Lire les mots souples, profonds et intenses de Romain Gary sur le bonheur qu’il a à déguster des concombres avec du sel et qu’il se sent à ce moment-là heureux, c’est comme voir Diego Maradona enrhumer six anglais avant d’aller inscrire le but du siècle face à l’Angleterre en 1/4 de finale du Mondial à Mexico en 1986.
Oui, la littérature est un sport et le sport est une littérature. En ce sens qu’ils vont toucher chez l’humain la même chose. Tantôt la corde sensible quand la défaite vient où qu’un personnage du livre est dans une situation de détresse. Tantôt celle de l’adrénaline quand un rebondissement inattendu survient dans l’intrigue ou qu’un cadrage débordement renverse un match bien mal embarqué en amenant un essai. Tantôt la corde poétique quand les mots s’enchaînent et viennent traduire simplement une sensation qui nous paraissait si complexe et si personnelle ou qu’un homme s’empare du ballon et fait des gestes qui semblent si simples qu’on a l’impression de pouvoir les reproduire. Oui, littérature et sport sont cousins. Tous deux sont là pour nous emmener ailleurs. Pour donner à l’Humain de la fantaisie, de la beauté, de l’irrationnel, de l’universel.

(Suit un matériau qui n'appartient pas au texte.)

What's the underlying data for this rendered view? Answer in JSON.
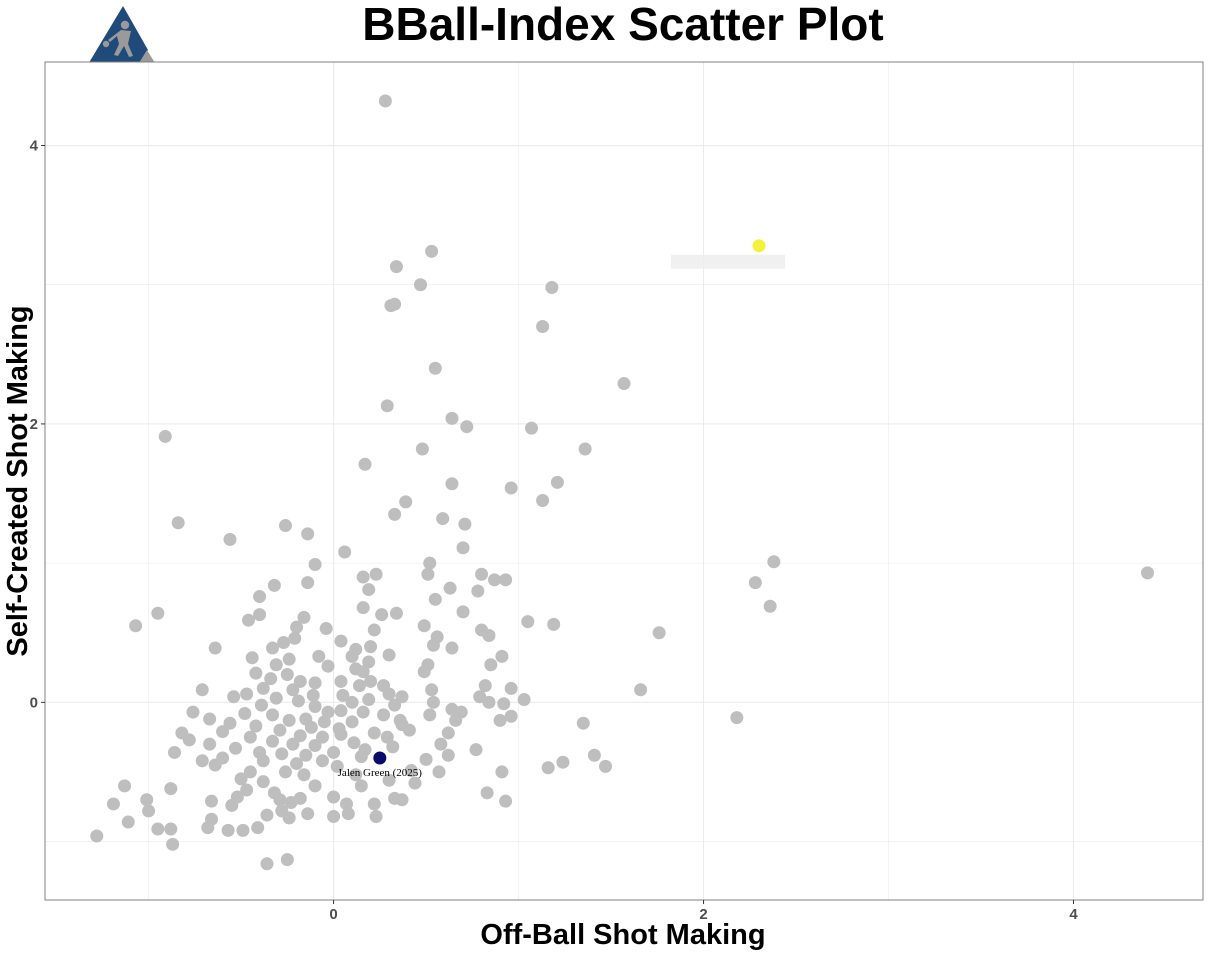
{
  "chart_data": {
    "type": "scatter",
    "title": "BBall-Index Scatter Plot",
    "xlabel": "Off-Ball Shot Making",
    "ylabel": "Self-Created Shot Making",
    "xlim": [
      -1.56,
      4.7
    ],
    "ylim": [
      -1.42,
      4.6
    ],
    "x_ticks": [
      0,
      2,
      4
    ],
    "y_ticks": [
      0,
      2,
      4
    ],
    "grid": true,
    "colors": {
      "background": "#ffffff",
      "grid": "#ebebeb",
      "frame": "#808080",
      "points": "#bebebe",
      "highlight": "#0b0b6e",
      "highlight_yellow": "#f2f23a",
      "logo_blue": "#1f4a7a",
      "logo_gray": "#9a9a9a"
    },
    "logo_icon": "basketball-player-triangle-logo",
    "highlighted": [
      {
        "name": "Jalen Green (2025)",
        "x": 0.25,
        "y": -0.4,
        "color": "#0b0b6e"
      },
      {
        "name": "",
        "x": 2.3,
        "y": 3.28,
        "color": "#f2f23a",
        "label_obscured": true
      }
    ],
    "points": [
      [
        0.28,
        4.32
      ],
      [
        0.53,
        3.24
      ],
      [
        0.34,
        3.13
      ],
      [
        0.47,
        3.0
      ],
      [
        1.18,
        2.98
      ],
      [
        0.33,
        2.86
      ],
      [
        0.31,
        2.85
      ],
      [
        1.13,
        2.7
      ],
      [
        0.55,
        2.4
      ],
      [
        1.57,
        2.29
      ],
      [
        0.29,
        2.13
      ],
      [
        0.64,
        2.04
      ],
      [
        0.72,
        1.98
      ],
      [
        1.07,
        1.97
      ],
      [
        -0.91,
        1.91
      ],
      [
        0.48,
        1.82
      ],
      [
        1.36,
        1.82
      ],
      [
        0.17,
        1.71
      ],
      [
        0.64,
        1.57
      ],
      [
        1.21,
        1.58
      ],
      [
        0.96,
        1.54
      ],
      [
        1.13,
        1.45
      ],
      [
        0.39,
        1.44
      ],
      [
        0.33,
        1.35
      ],
      [
        0.59,
        1.32
      ],
      [
        -0.84,
        1.29
      ],
      [
        0.71,
        1.28
      ],
      [
        -0.26,
        1.27
      ],
      [
        -0.14,
        1.21
      ],
      [
        -0.56,
        1.17
      ],
      [
        0.7,
        1.11
      ],
      [
        0.06,
        1.08
      ],
      [
        0.52,
        1.0
      ],
      [
        -0.1,
        0.99
      ],
      [
        2.38,
        1.01
      ],
      [
        0.16,
        0.9
      ],
      [
        0.23,
        0.92
      ],
      [
        0.51,
        0.92
      ],
      [
        0.8,
        0.92
      ],
      [
        0.87,
        0.88
      ],
      [
        0.93,
        0.88
      ],
      [
        4.4,
        0.93
      ],
      [
        2.28,
        0.86
      ],
      [
        -0.32,
        0.84
      ],
      [
        -0.14,
        0.86
      ],
      [
        0.63,
        0.82
      ],
      [
        0.78,
        0.8
      ],
      [
        0.19,
        0.81
      ],
      [
        -0.4,
        0.76
      ],
      [
        0.55,
        0.74
      ],
      [
        0.16,
        0.68
      ],
      [
        0.34,
        0.64
      ],
      [
        0.7,
        0.65
      ],
      [
        2.36,
        0.69
      ],
      [
        -0.95,
        0.64
      ],
      [
        -0.4,
        0.63
      ],
      [
        -0.46,
        0.59
      ],
      [
        -0.16,
        0.61
      ],
      [
        0.26,
        0.63
      ],
      [
        1.05,
        0.58
      ],
      [
        1.19,
        0.56
      ],
      [
        -1.07,
        0.55
      ],
      [
        0.49,
        0.55
      ],
      [
        0.8,
        0.52
      ],
      [
        0.84,
        0.48
      ],
      [
        1.76,
        0.5
      ],
      [
        -0.2,
        0.54
      ],
      [
        -0.04,
        0.53
      ],
      [
        0.22,
        0.52
      ],
      [
        -0.21,
        0.46
      ],
      [
        0.56,
        0.47
      ],
      [
        -0.27,
        0.43
      ],
      [
        0.04,
        0.44
      ],
      [
        0.2,
        0.4
      ],
      [
        0.12,
        0.38
      ],
      [
        -0.64,
        0.39
      ],
      [
        0.54,
        0.41
      ],
      [
        0.64,
        0.39
      ],
      [
        -0.33,
        0.39
      ],
      [
        -0.08,
        0.33
      ],
      [
        0.1,
        0.33
      ],
      [
        0.3,
        0.34
      ],
      [
        0.91,
        0.33
      ],
      [
        -0.44,
        0.32
      ],
      [
        -0.24,
        0.31
      ],
      [
        0.19,
        0.29
      ],
      [
        0.51,
        0.27
      ],
      [
        0.85,
        0.27
      ],
      [
        -0.31,
        0.27
      ],
      [
        -0.03,
        0.26
      ],
      [
        0.12,
        0.24
      ],
      [
        0.49,
        0.22
      ],
      [
        -0.42,
        0.21
      ],
      [
        -0.25,
        0.2
      ],
      [
        0.16,
        0.22
      ],
      [
        -0.34,
        0.17
      ],
      [
        -0.18,
        0.15
      ],
      [
        0.2,
        0.15
      ],
      [
        -0.1,
        0.14
      ],
      [
        0.04,
        0.15
      ],
      [
        0.14,
        0.12
      ],
      [
        -0.38,
        0.1
      ],
      [
        0.27,
        0.12
      ],
      [
        0.82,
        0.12
      ],
      [
        0.53,
        0.09
      ],
      [
        -0.22,
        0.09
      ],
      [
        1.66,
        0.09
      ],
      [
        0.96,
        0.1
      ],
      [
        -0.71,
        0.09
      ],
      [
        -0.47,
        0.06
      ],
      [
        0.3,
        0.06
      ],
      [
        0.05,
        0.05
      ],
      [
        -0.11,
        0.05
      ],
      [
        -0.31,
        0.03
      ],
      [
        0.19,
        0.02
      ],
      [
        0.37,
        0.04
      ],
      [
        0.79,
        0.04
      ],
      [
        1.03,
        0.02
      ],
      [
        -0.54,
        0.04
      ],
      [
        0.1,
        0.0
      ],
      [
        0.54,
        0.0
      ],
      [
        0.92,
        -0.01
      ],
      [
        0.84,
        0.0
      ],
      [
        -0.19,
        0.01
      ],
      [
        -0.39,
        -0.02
      ],
      [
        -0.1,
        -0.03
      ],
      [
        0.33,
        -0.02
      ],
      [
        0.64,
        -0.05
      ],
      [
        -0.03,
        -0.07
      ],
      [
        0.04,
        -0.06
      ],
      [
        -0.76,
        -0.07
      ],
      [
        0.16,
        -0.07
      ],
      [
        -0.48,
        -0.08
      ],
      [
        -0.33,
        -0.09
      ],
      [
        0.27,
        -0.09
      ],
      [
        0.52,
        -0.09
      ],
      [
        0.69,
        -0.07
      ],
      [
        0.96,
        -0.1
      ],
      [
        -0.67,
        -0.12
      ],
      [
        -0.15,
        -0.12
      ],
      [
        -0.24,
        -0.13
      ],
      [
        -0.05,
        -0.14
      ],
      [
        0.1,
        -0.14
      ],
      [
        0.36,
        -0.13
      ],
      [
        0.66,
        -0.13
      ],
      [
        0.9,
        -0.13
      ],
      [
        2.18,
        -0.11
      ],
      [
        -0.56,
        -0.15
      ],
      [
        0.37,
        -0.16
      ],
      [
        -0.42,
        -0.17
      ],
      [
        -0.12,
        -0.18
      ],
      [
        0.03,
        -0.19
      ],
      [
        1.35,
        -0.15
      ],
      [
        -0.82,
        -0.22
      ],
      [
        -0.29,
        -0.2
      ],
      [
        0.41,
        -0.2
      ],
      [
        -0.6,
        -0.21
      ],
      [
        0.22,
        -0.22
      ],
      [
        0.62,
        -0.22
      ],
      [
        -0.18,
        -0.24
      ],
      [
        0.04,
        -0.23
      ],
      [
        -0.78,
        -0.27
      ],
      [
        -0.45,
        -0.25
      ],
      [
        -0.06,
        -0.25
      ],
      [
        0.29,
        -0.25
      ],
      [
        -0.33,
        -0.28
      ],
      [
        0.11,
        -0.29
      ],
      [
        0.58,
        -0.3
      ],
      [
        -0.67,
        -0.3
      ],
      [
        -0.22,
        -0.3
      ],
      [
        -0.1,
        -0.31
      ],
      [
        0.32,
        -0.32
      ],
      [
        -0.53,
        -0.33
      ],
      [
        0.17,
        -0.34
      ],
      [
        -0.86,
        -0.36
      ],
      [
        0.0,
        -0.36
      ],
      [
        -0.4,
        -0.36
      ],
      [
        -0.28,
        -0.37
      ],
      [
        0.77,
        -0.34
      ],
      [
        -0.15,
        -0.38
      ],
      [
        0.15,
        -0.39
      ],
      [
        0.62,
        -0.38
      ],
      [
        -0.6,
        -0.4
      ],
      [
        1.41,
        -0.38
      ],
      [
        -0.71,
        -0.42
      ],
      [
        -0.38,
        -0.42
      ],
      [
        -0.06,
        -0.42
      ],
      [
        0.5,
        -0.41
      ],
      [
        -0.2,
        -0.44
      ],
      [
        1.24,
        -0.43
      ],
      [
        -0.64,
        -0.45
      ],
      [
        0.02,
        -0.46
      ],
      [
        1.16,
        -0.47
      ],
      [
        1.47,
        -0.46
      ],
      [
        0.42,
        -0.49
      ],
      [
        -0.45,
        -0.5
      ],
      [
        -0.26,
        -0.5
      ],
      [
        0.57,
        -0.5
      ],
      [
        0.91,
        -0.5
      ],
      [
        -0.16,
        -0.52
      ],
      [
        0.12,
        -0.52
      ],
      [
        -0.5,
        -0.55
      ],
      [
        0.3,
        -0.56
      ],
      [
        -0.38,
        -0.57
      ],
      [
        -1.13,
        -0.6
      ],
      [
        0.44,
        -0.58
      ],
      [
        -0.1,
        -0.6
      ],
      [
        0.15,
        -0.6
      ],
      [
        -0.47,
        -0.63
      ],
      [
        -0.88,
        -0.62
      ],
      [
        -0.32,
        -0.65
      ],
      [
        -0.52,
        -0.68
      ],
      [
        0.0,
        -0.68
      ],
      [
        0.83,
        -0.65
      ],
      [
        -0.18,
        -0.69
      ],
      [
        -0.29,
        -0.7
      ],
      [
        0.33,
        -0.69
      ],
      [
        -1.01,
        -0.7
      ],
      [
        -0.66,
        -0.71
      ],
      [
        -0.23,
        -0.72
      ],
      [
        0.07,
        -0.73
      ],
      [
        0.37,
        -0.7
      ],
      [
        0.93,
        -0.71
      ],
      [
        -1.19,
        -0.73
      ],
      [
        -0.55,
        -0.74
      ],
      [
        0.22,
        -0.73
      ],
      [
        -0.28,
        -0.78
      ],
      [
        -0.14,
        -0.8
      ],
      [
        -0.36,
        -0.81
      ],
      [
        -1.0,
        -0.78
      ],
      [
        0.08,
        -0.8
      ],
      [
        0.0,
        -0.82
      ],
      [
        -0.24,
        -0.83
      ],
      [
        0.23,
        -0.82
      ],
      [
        -0.66,
        -0.84
      ],
      [
        -1.11,
        -0.86
      ],
      [
        -0.95,
        -0.91
      ],
      [
        -0.88,
        -0.91
      ],
      [
        -0.57,
        -0.92
      ],
      [
        -0.49,
        -0.92
      ],
      [
        -0.41,
        -0.9
      ],
      [
        -0.68,
        -0.9
      ],
      [
        -1.28,
        -0.96
      ],
      [
        -0.87,
        -1.02
      ],
      [
        -0.36,
        -1.16
      ],
      [
        -0.25,
        -1.13
      ]
    ]
  }
}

Oui sport et littérature sont deux choses que nous aimons car ils sont profondément liés dans ce qu’ils nous apportent dans la cultivation de l’instant. Évidemment, chacun se souvient du moment où il a lu tel livre marquant, avec quelle personne il partageait un amour, ou une rupture. Chacun se souvient de ce qu’il faisait le 12 juillet 1998, qui il aimait ou qui il quittait, ce à quoi il aspirait, ce que lui renvoyait alors la victoire des Bleus au Mondial. Dans ces deux événements : la découverte d’un livre qui restera, ou le moment sportif inoubliable comme un dribble de Maradona : un point commun : l’instant qui fait que la sensation d’un bonheur fugace, intense, irrépressible est là. Relire un livre aimé, c’est comme revoir un match. On sait exactement à quel instant on va chavirer, on s’y prépare, et on chavire quand même. L’instant n’est plus tout à fait le même, mais la mémoire de l’instant – les sourires échangés avec ceux qui étaient avec nous ou les mots notés et consignés dans le cahier de lecture – est bel et bien là. Pour toujours.
Sport et littérature exaltent aussi ce fameux « désir dont on ne sait quoi » comme disait Saint-Exupéry, entre nostalgie et recherche du beau. Entre retour en enfance et création de souvenirs éternels faits d’essais, de mots, de buts, ou de dribbles. L’autre chose qui lie profondément sport et littérature, n’en déplaise aux snobs, c’est bel et bien l’expérience humaine que l’une comme l’autre nous propose. « Tout ce que je sais de plus sûr à propos de la moralité et des obligations des hommes c’est au football que je le dois », aimait dire Albert Camus. Comme souvent il voyait juste tant les différentes personnalités du sport nous tendent un miroir de ce que nous sommes. L’hommage à Maradona ne dit pas autre chose. Maradona avec son génie et ses excès était une part de chacun de nous. Humain, simplement. Humain, trop humain. Comme le sont les personnages tant aimés. Solal, Julien Sorel, Meursault, Patrick Bateman et tant d’autres… Le sport comme la littérature sont des expériences sensibles dans ce qu’ils convoquent chez nous. Sportifs emblématiques comme bons personnages de romans sont nos copains d’abord. Nous les aimons, toutes voiles dehors.